James Haskell says back-row balance outweighs importance of shirt numbers
James Haskell would happily be Eddie Jones' choice at openside flanker but is adamant shirt numbers do not matter.
Debate has raged over England's number seven shirt, with Chris Robshaw, captain during the team's woeful World Cup, set to be switched to the blindside for the RBS 6 Nations after failing to convince Jones of his capabilities on the openside flank.
The Australian has mentioned Wasps captain Haskell as a possible starter at seven in the Calcutta Cup clash with Scotland on February 6.
Haskell, whose main focus is Saturday's Champions Cup contest with Leinster, has not spoken to Jones about his anticipated role.
But the 30-year-old thinks shirt numbers are largely irrelevant, with back-row balance imperative.
Haskell said: "People have got so obsessed about seven, six-and-a-half. It's bulls***. It doesn't matter.
"The most important part of a back row is the balance and people have got to stop worrying about what numbers you've got on a shirt.
"You've got to each be exponents of all areas and this obsession with it has got to stop. It's not realistic.
"People haven't seen that the modern game has completely changed from what's in the past. A seven now has a different role."
Haskell conceded England could have been better at the breakdown during the World Cup, where group-phase defeats to Wales and Australia saw the hosts' tournament come to a premature end.
Sam Warburton of Wales and David Pocock of Australia are masters at the breakdown, while there was much conjecture about the exclusion of Steffon Armitage from England duty.
Armitage plays his club rugby for Toulon and England only select overseas players in "exceptional circumstances".
Pocock and New Zealand's World Cup-winning captain Richie McCaw, who is now retired, had "free rein", Haskell says, to work on the breakdown.
Haskell added: "I have never - and neither has any England player - been given the free remit to run around at the back of the defensive line and come in and do that.
"(And) it doesn't necessarily suit the team unless you have an unbelievable exponent, like someone like Pocock.
"Wherever I've played, whether that be seven or anywhere else, you only affect the breakdowns that are in front of you, you don't go looking for them.
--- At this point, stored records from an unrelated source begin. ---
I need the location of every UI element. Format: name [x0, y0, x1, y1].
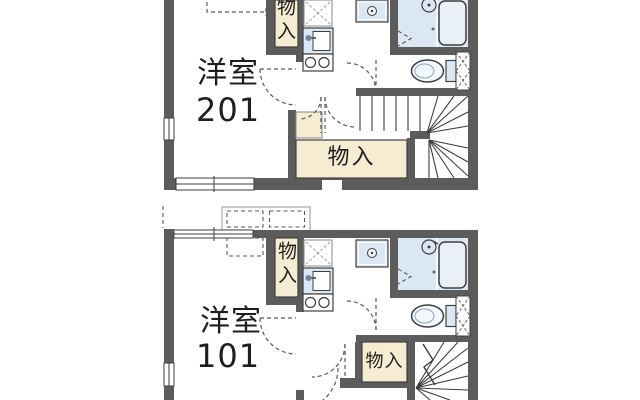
toilet-101: [412, 305, 457, 327]
roof-outline-dashed: [207, 2, 266, 16]
bathtub: [439, 242, 466, 288]
window-left-201: [164, 118, 174, 140]
shoe-cabinet-201: [296, 112, 322, 138]
toilet-tank: [446, 306, 456, 327]
door-swing-arc: [347, 301, 376, 330]
floor-plan: 洋室 201 物入 物入 洋室 101 物入 物入: [0, 0, 640, 400]
burner-icon: [306, 298, 316, 308]
closet-label-201: 物入: [274, 0, 296, 45]
room-number-201: 201: [196, 94, 260, 126]
burner-icon: [306, 58, 316, 68]
toilet-bowl: [412, 305, 444, 327]
door-swing-arc: [260, 318, 296, 354]
door-swing-arc: [325, 97, 355, 127]
window-left-101: [164, 363, 174, 386]
bathtub: [439, 1, 466, 45]
floor-plan-drawing: [0, 0, 640, 400]
room-label-201: 洋室: [197, 59, 259, 89]
burner-icon: [319, 58, 329, 68]
bathroom-101: [398, 238, 468, 290]
closet-label-101: 物入: [275, 241, 297, 289]
wall-opening: [322, 180, 342, 190]
burner-icon: [319, 298, 329, 308]
kitchen-201: [303, 0, 333, 71]
drain-icon: [433, 271, 436, 274]
washing-machine-pan-101: [356, 240, 388, 267]
door-swing-arc: [347, 63, 376, 92]
door-swing-arc: [312, 344, 345, 377]
faucet-icon: [306, 35, 312, 41]
toilet-tank: [446, 61, 456, 82]
pipe-space-hatch-201: [456, 52, 470, 90]
storage-label-201: 物入: [296, 147, 407, 169]
toilet-201: [412, 60, 457, 82]
sink-basin: [313, 32, 330, 51]
washing-machine-pan-201: [356, 0, 388, 22]
pipe-space-hatch-101: [456, 296, 470, 336]
drain-icon: [432, 28, 435, 31]
storage-label-101: 物入: [362, 353, 407, 371]
faucet-icon: [306, 275, 312, 281]
kitchen-101: [303, 240, 333, 311]
sink-basin: [313, 272, 330, 291]
room-label-101: 洋室: [200, 307, 262, 337]
toilet-bowl: [412, 60, 444, 82]
window-bottom-201: [176, 176, 254, 192]
door-swing-arc: [260, 69, 296, 105]
bathroom-201: [398, 0, 468, 47]
room-number-101: 101: [196, 340, 260, 372]
staircase-101: [416, 342, 468, 400]
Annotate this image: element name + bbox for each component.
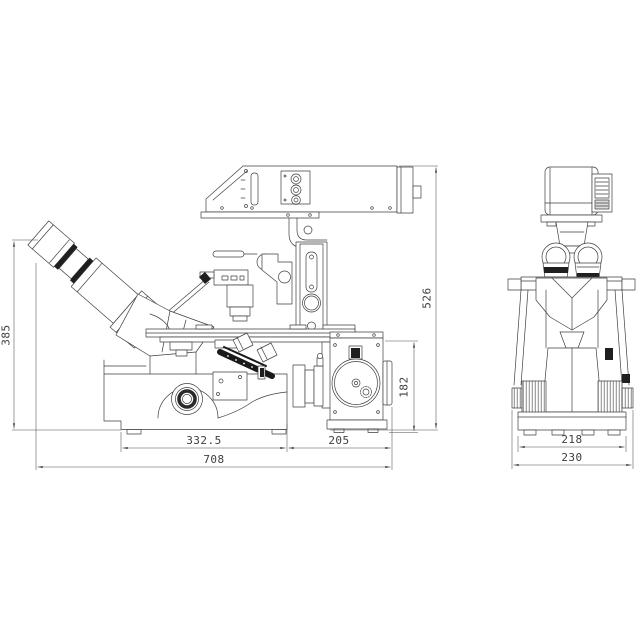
side-overall-height-dim: 526 (422, 287, 433, 308)
side-eyepiece-height-dim: 385 (1, 324, 12, 345)
side-base-width-dim: 332.5 (186, 435, 222, 446)
front-view-drawing (508, 167, 635, 435)
front-overall-width-dim: 230 (561, 452, 582, 463)
side-overall-width-dim: 708 (203, 454, 224, 465)
microscope-dimension-drawing: 385 526 182 332.5 205 708 218 230 (0, 0, 640, 640)
focus-knob[interactable] (172, 384, 203, 415)
support-pillar (289, 218, 355, 340)
side-port-width-dim: 205 (328, 435, 349, 446)
base-front (518, 412, 626, 435)
front-base-width-dim: 218 (561, 434, 582, 445)
illuminator-arm (201, 166, 421, 218)
head-front (536, 278, 607, 348)
camera-port-module (293, 332, 392, 433)
side-port-height-dim: 182 (399, 376, 410, 397)
lamp-house (541, 167, 612, 253)
side-view-drawing (23, 166, 421, 434)
line-art (0, 0, 640, 640)
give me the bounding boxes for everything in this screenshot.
It's detrimental to the side.
"George (Smith) puts his tackles in, but he will hover around, let someone else do the work and then get on the ball.
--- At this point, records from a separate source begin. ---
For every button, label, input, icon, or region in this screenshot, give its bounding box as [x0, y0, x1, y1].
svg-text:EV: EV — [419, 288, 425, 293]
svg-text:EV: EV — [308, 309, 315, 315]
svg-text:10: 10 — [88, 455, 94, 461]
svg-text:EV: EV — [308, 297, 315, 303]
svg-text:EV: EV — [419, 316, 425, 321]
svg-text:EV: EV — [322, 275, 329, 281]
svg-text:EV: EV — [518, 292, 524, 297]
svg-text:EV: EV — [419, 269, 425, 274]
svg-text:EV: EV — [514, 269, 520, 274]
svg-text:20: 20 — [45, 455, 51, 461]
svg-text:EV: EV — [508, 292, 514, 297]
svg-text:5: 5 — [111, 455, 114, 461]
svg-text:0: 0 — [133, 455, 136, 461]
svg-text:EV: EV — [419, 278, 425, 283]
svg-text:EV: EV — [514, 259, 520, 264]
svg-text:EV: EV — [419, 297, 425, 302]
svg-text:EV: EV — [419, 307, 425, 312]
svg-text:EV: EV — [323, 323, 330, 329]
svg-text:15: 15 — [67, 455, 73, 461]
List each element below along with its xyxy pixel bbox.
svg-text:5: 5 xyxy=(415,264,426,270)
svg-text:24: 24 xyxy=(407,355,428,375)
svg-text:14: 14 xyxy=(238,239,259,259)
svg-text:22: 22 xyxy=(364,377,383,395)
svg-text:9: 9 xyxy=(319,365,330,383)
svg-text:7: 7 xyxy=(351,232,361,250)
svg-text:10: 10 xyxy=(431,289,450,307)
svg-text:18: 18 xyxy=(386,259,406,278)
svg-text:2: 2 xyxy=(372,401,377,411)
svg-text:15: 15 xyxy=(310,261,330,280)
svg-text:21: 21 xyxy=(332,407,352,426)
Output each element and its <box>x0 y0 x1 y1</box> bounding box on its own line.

"That's not my game. My game is being a destructive tackler, that's what brings the best out of me. You've got to find a balance."
Haskell has played the majority of his rugby at openside in recent years, until "ultimate seven" Smith arrived at Wasps last summer.
The 62-times-capped England back-row has asked former Australia flanker Smith for additional tuition.
"He's naturally quite a quiet guy but I try my best to get all the secrets out of him and he has been very willing to help," Haskell added.
Smith will help out his former coach Jones and England, with the blessing of Wasps, on an informal basis, beginning next Wednesday.
"He's doing it out of friendship," Jones said.
"He's one of the best defence breakdown forwards in the world. He will help our aspiring number sevens."
Haskell added: "Anyone with a world-class pedigree like George has would be a great asset.
"He's played at more clubs than Madonna. He'll only add to any environment."
Wasps' last-gasp loss at Toulon last Sunday has taken their qualification for the last eight of the Champions Cup to the final round of fixtures, when Leinster visit the Ricoh Arena.
The hosts can advance as Pool Five winners, or as one of three best runners-up.
"I'm sure people never gave us a chance of coming out of the Pool of Death but to get into the last eight would mean the world to the club," Haskell said.
"We have the ability to do it - I back us to beat anyone - but if we weren't to make it through it would probably be because we have been our own worst enemy at times."